Public Still Says Repeal Obamacare
Although the numbers have shifted slightly since Obamacare was enacted last March, a solid majority of American voters still favor repeal of the controversial, Democrat-crafted healthcare package. According to a just-completed CNN/Opinion Research Corporation survey, 54% of voters nationwide oppose the new law, and 43% favor it. Last March, the same poll found that voters opposed the health care bill 59% to 39%. CNN’s latest findings also showed that 60% oppose the mandate that all Americans have health insurance and only 38% support the provision (which is now working its way toward the Supreme Court to determine its constitutionality).
Tarp-Bailed Banks On Ropes
Despite more than $4.2 billion in emergency spending from the Troubled Asset Relief Program (TARP), 98 banks are now in danger of failing. According to an analysis of third-quarter financial results conducted by the Wall Street Journal last week, the total of 98 is up from 86 banks in danger of bailing in the second quarter. As of last month, seven banks receiving TARP bailout funds have failed, meaning a lost of $2.7 billion in TARP money. The 98 banks had a median size of $439 million in assets as of September 29 and the median TARP infusion was $10 million, reported the Journal.

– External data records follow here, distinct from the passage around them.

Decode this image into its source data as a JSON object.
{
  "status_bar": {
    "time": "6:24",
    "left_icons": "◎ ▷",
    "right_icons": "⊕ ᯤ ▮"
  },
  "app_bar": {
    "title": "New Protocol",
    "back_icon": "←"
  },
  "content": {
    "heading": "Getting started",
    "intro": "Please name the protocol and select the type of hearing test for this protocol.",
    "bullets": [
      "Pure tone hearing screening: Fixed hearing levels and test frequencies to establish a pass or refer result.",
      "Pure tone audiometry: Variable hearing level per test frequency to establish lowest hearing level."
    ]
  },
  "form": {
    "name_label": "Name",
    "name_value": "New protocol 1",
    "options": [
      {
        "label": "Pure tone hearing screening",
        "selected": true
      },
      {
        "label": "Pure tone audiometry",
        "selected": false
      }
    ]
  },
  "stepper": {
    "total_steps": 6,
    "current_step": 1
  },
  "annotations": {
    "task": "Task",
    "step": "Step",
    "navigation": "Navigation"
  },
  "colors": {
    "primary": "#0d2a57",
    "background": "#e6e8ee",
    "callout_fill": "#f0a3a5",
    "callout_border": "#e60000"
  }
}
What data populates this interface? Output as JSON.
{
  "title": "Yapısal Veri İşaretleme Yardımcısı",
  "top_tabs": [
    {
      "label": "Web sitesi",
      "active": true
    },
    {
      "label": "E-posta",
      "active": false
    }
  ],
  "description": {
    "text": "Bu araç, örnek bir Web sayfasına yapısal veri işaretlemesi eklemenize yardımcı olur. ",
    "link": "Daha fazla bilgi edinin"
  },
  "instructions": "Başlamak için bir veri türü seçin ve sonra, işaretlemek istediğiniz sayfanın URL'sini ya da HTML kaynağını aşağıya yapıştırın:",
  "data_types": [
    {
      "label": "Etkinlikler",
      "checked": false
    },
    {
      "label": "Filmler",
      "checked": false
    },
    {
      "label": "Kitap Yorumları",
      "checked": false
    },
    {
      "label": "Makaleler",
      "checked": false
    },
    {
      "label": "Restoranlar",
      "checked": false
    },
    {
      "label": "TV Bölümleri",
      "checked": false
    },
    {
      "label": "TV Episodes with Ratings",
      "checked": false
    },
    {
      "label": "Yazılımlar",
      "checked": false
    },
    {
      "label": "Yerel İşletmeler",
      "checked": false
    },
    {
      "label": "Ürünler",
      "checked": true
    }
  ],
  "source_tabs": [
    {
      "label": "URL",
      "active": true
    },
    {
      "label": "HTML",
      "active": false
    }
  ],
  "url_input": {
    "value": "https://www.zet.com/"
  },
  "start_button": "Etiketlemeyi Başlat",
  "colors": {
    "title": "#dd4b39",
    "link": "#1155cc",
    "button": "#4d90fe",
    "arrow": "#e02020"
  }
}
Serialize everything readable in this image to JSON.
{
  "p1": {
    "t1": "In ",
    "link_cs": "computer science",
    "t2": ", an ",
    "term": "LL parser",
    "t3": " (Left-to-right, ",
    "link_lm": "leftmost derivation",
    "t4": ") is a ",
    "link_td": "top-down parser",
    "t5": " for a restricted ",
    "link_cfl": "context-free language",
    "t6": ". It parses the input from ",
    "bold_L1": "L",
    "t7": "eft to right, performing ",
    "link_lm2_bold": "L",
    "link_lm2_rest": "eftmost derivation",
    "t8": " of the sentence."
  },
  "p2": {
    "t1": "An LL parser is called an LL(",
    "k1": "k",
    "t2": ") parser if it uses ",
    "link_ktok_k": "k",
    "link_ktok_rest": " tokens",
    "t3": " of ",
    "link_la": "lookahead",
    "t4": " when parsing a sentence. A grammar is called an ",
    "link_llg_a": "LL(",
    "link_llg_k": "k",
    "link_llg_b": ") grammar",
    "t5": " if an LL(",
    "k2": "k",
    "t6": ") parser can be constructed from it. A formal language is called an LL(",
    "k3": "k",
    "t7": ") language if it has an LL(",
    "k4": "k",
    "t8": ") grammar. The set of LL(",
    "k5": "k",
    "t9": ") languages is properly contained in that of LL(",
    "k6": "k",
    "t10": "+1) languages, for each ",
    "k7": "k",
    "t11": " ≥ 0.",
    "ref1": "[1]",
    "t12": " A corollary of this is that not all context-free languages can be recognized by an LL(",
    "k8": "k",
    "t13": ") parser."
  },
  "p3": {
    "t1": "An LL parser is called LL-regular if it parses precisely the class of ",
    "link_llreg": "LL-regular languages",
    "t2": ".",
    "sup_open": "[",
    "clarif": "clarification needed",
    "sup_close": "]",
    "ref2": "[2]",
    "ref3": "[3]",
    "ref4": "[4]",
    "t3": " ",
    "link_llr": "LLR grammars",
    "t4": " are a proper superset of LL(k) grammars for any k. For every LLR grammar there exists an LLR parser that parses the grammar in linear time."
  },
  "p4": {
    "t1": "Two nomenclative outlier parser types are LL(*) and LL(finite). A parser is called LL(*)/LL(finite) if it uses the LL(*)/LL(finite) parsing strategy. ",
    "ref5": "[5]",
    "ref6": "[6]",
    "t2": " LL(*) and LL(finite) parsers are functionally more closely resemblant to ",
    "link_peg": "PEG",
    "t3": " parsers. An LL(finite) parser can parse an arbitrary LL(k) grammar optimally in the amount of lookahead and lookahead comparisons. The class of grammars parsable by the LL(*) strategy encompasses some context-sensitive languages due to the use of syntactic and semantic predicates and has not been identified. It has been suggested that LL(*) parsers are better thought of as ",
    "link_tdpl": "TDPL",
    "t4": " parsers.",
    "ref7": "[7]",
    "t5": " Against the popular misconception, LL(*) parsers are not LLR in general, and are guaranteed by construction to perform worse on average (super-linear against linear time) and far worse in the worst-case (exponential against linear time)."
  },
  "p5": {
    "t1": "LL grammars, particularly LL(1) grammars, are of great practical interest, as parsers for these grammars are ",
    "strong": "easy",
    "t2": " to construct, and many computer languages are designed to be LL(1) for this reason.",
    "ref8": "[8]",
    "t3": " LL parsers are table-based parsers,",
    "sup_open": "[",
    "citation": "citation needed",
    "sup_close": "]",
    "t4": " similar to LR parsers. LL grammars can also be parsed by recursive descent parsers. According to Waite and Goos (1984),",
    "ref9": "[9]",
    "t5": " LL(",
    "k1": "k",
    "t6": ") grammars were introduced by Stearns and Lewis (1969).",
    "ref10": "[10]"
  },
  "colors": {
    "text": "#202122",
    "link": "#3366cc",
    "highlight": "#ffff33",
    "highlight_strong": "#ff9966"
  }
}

Even Castro Says Moore’s Over the Top
In 2007, Michael Moore unveiled a so-called documentary film Sicko, which praised Cuba’s womb-to-tomb healthcare system. But, according to U.S. diplomatic cables posted by WikiLeaks, the Communist dictatorship of Fidel and Raul Castro knew the film depiction was “mythical”—so much so, in fact, that they banned the film in Cuba. The Castro brothers, a U.S. diplomat wrote in ’08, “know the film is a myth and do not want to risk a popular backlash by showing to Cubans facilities which are not available to the vast majority of them.” The cable pointed out that the high-class treatment center filmed by Moore for his film is reserved for top government officials and foreign tourists—and ordinary Cubans are banned from it.
NLRB Strikes Again
For the first time since it was created in 1935, the National Labor Relations Board ruled that employers must post notices about employees’ rights to organize unions. In a ruling last week, the NLRB—now dominated by Obama appointees—said it would require companies to post notices on their bulletin boards and perhaps send out e-mails to inform employees of their right to unionize under the National Labor Relations Act. The ruling came on the heels of a statement by the NLRB’s acting general counsel that he would push for stronger action to create a “fair” atmosphere for unionization drives. “These actions are consistent with a general ramp-up of enforcement against employers we are seeing across-the-board,” Randel K. Johnson, senior vice president for labor policy at the U.S. Chamber of Commerce, told the New York Times.